First steps. Need help in clustering

hi,
I create a fictious dataset using Excel RANDBETWEEN function. The dataset is composed of 18000 rows and two columns. Columns A contains IDs with values ranging between 1 and 100. Column B contains an hypothetical expense amount between 0 and 50000 for each ID numbers except for ID number 100 whose column B corresponding expense range is narrower and comprised between 48000 and 50000.

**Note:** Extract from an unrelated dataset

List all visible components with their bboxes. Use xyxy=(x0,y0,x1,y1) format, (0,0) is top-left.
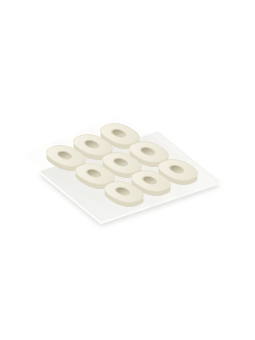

Let’s suppose I don’t know how the dataset is composed and I’d wanted to see it there is one ore more IDs with anomaly concentration (I mean I would like the analysis to spot ID number 100 with its concentration between 480000 and 50000), what kind of analysis I should perform? I tried with clustering (k-means), but without success; probably I do not know the steps to follow to perform the analysis. Might somebody help me?
Best Answer
-
Try some of the operators in the anomaly detection methods available in the free extension of that name. LOF might be particularly useful in this type of context.1
Answers
-
Try some of the operators in the anomaly detection methods available in the free extension of that name. LOF might be particularly useful in this type of context.1
-
Thanks for helping Brian. I am really new at Rapidminer and AI, so forgive me if I do not use the relevant terms. Anyway, I am sorry I was unable to test the LOF operator. I downoload the anomaly detection extension and used the LOF operator. I connected my file through the out port to the exe port on the LOF operator and connected the exa operator port to the res port. The process seemed to take a lot of time to give an output so I stopped it after a few hours, I run it again this morning before going to work and once back at one, I found the software crashed. I have launched it again to see how it proceed. Now it has been running for about 1 hour and still going. Pc is an i7 with 16GB Ram.
0 -
Thank you, Brian. It works. I had the possibility to run the operator on a different pc and it worked correctly. It also seems to be quite immediate to interpret the result..
0